The three largest manufacturers of PBDEs — Albemarle Corp., Chemtura Corp. and ICL Industrial Products — have joined environmental and health groups in pushing for the rules. Now that the companies have agreed to stop making the chemicals, they say they want to prevent competitors from undermining the market for newer flame retardants.
"Albemarle is committed to delivering safe and effective products with increasingly smaller environmental footprints," David Clary, the chemical company's chief sustainability officer, wrote in a letter to the EPA.
Most of the opposition is focused on a PBDE known as deca, which is added to plastic enclosures in televisions, computers and other electronics, airplane and automobile interiors and parts, wire insulation and fire-resistant clothing.
Companies that use it have known since 2009 that Albemarle, Chemtura and ICL had pledged to stop making deca for most products at the end of 2012, and for military and transportation uses by the end of 2013.
Chemical-makers already are marketing alternatives. But in comments filed in the EPA's rule-making docket, trade groups for several industries say they need more time to find acceptable replacements for deca.

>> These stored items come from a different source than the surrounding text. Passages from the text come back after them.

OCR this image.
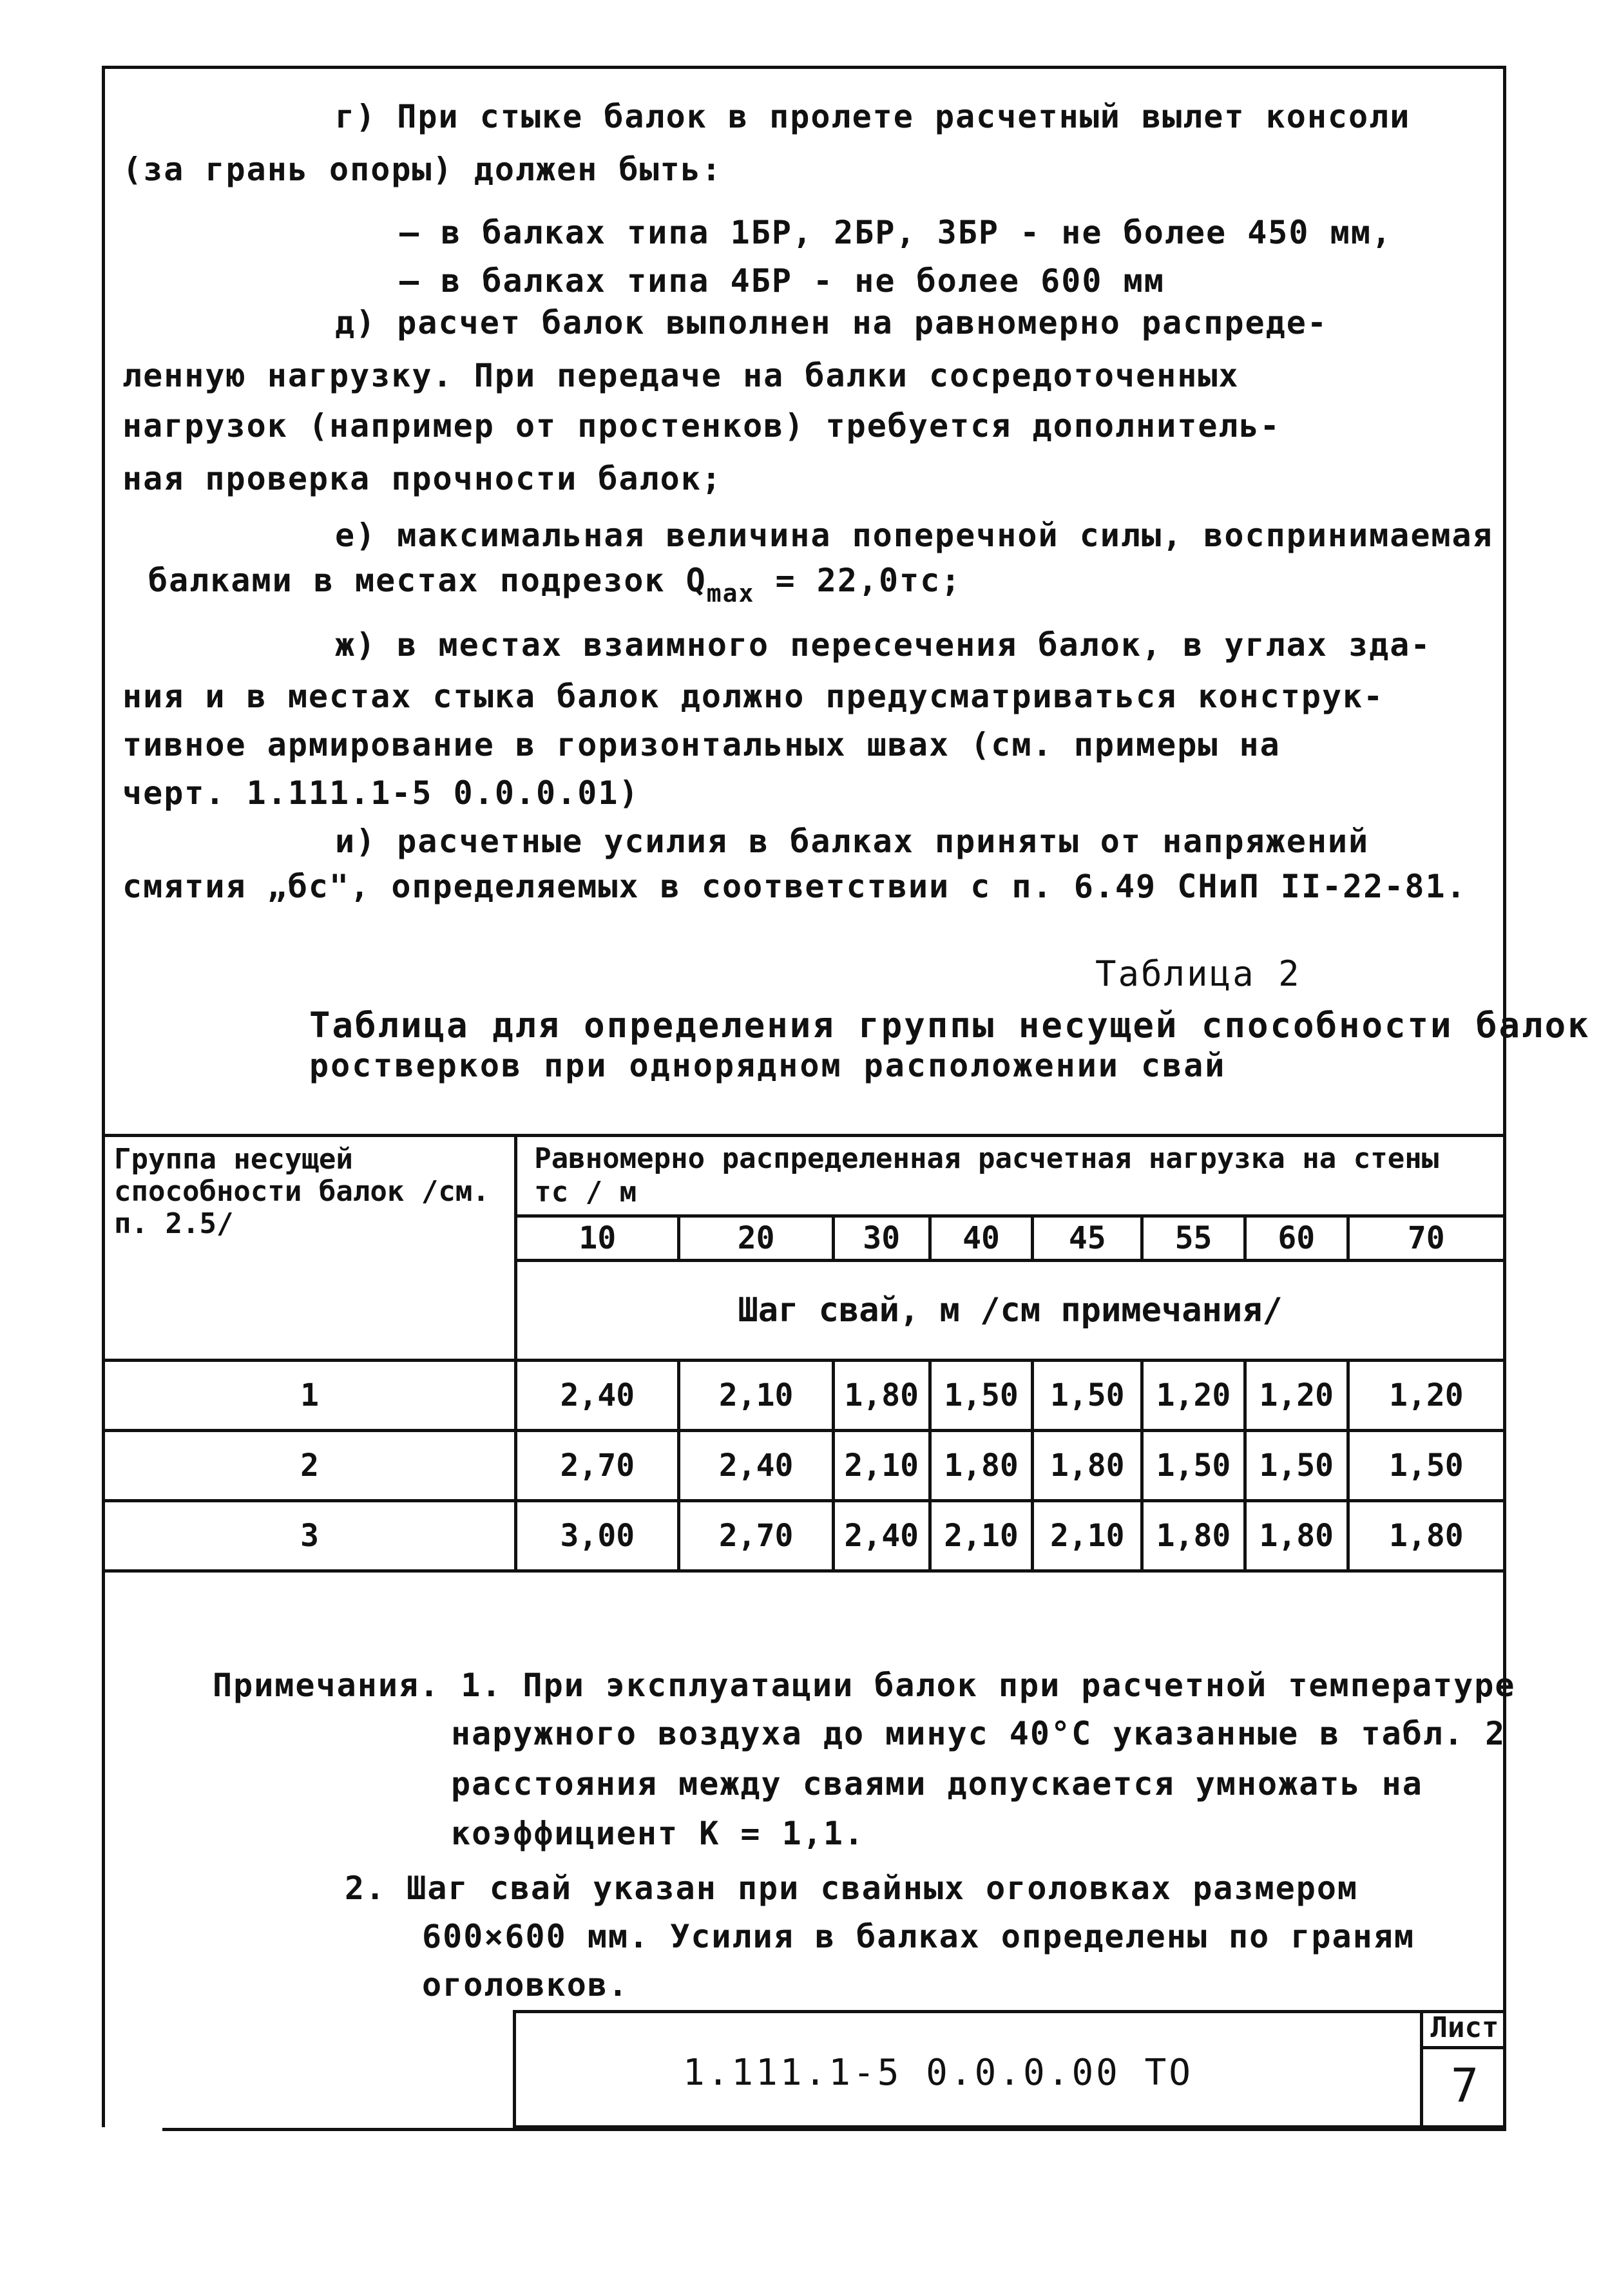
г) При стыке балок в пролете расчетный вылет консоли
(за грань опоры) должен быть:
– в балках типа 1БР, 2БР, 3БР - не более 450 мм,
– в балках типа 4БР - не более 600 мм
д) расчет балок выполнен на равномерно распреде-
ленную нагрузку. При передаче на балки сосредоточенных
нагрузок (например от простенков) требуется дополнитель-
ная проверка прочности балок;
е) максимальная величина поперечной силы, воспринимаемая
балками в местах подрезок $Q_{max} = 22,0тс$;
ж) в местах взаимного пересечения балок, в углах зда-
ния и в местах стыка балок должно предусматриваться конструк-
тивное армирование в горизонтальных швах (см. примеры на
черт. 1.111.1-5 0.0.0.01)
и) расчетные усилия в балках приняты от напряжений
смятия „бс", определяемых в соответствии с п. 6.49 СНиП II-22-81.
Таблица 2
Таблица для определения группы несущей способности балок
ростверков при однорядном расположении свай
Группа несущей способности балок /см. п. 2.5/	Равномерно распределенная расчетная нагрузка на стены тс / м							
	10	20	30	40	45	55	60	70
	Шаг свай, м /см примечания/							
1	2,40	2,10	1,80	1,50	1,50	1,20	1,20	1,20
2	2,70	2,40	2,10	1,80	1,80	1,50	1,50	1,50
3	3,00	2,70	2,40	2,10	2,10	1,80	1,80	1,80
Примечания. 1. При эксплуатации балок при расчетной температуре
наружного воздуха до минус 40°С указанные в табл. 2
расстояния между сваями допускается умножать на
коэффициент К = 1,1.
2. Шаг свай указан при свайных оголовках размером
600×600 мм. Усилия в балках определены по граням
оголовков.
1.111.1-5 0.0.0.00 ТО
Лист
7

"These provisions are extraordinary and would have a substantial impact on many manufacturers selling products in the U.S.," wrote Filipa Rio, senior manager of environmental affairs for the Alliance of Automobile Manufacturers, a group that represents a dozen major car companies. "It is infeasible to eliminate all ongoing uses in automobiles by Dec. 31, 2013, despite ongoing phaseout efforts."
Chicago-based Boeing Co. said it could take another decade to test and certify deca alternatives for aircraft interiors and parts. To bolster its case for exempting the aerospace industry from the EPA's proposed rules, the company submitted a slide presentation to White House officials with images of charred passenger airplanes.
Several companies and trade groups said it would be too difficult and costly for them to guarantee their parts and products are PBDE-free. The complaint reflects a reality of modern manufacturing: Many U.S. companies rely on suppliers from countries where environmental regulations are more lenient.
"Because articles typically do not come with an ingredients list, it can be difficult, if not impossible, to ascertain whether an article contains any one of the . PBDEs," wrote Patricia Kablach Casano, a lawyer for General Electric Co.
The EPA said it is reviewing public comments before deciding what to do next. The agency in a prepared statement said it targeted products made with PBDEs because they are by far the chief way that people are exposed to the chemicals.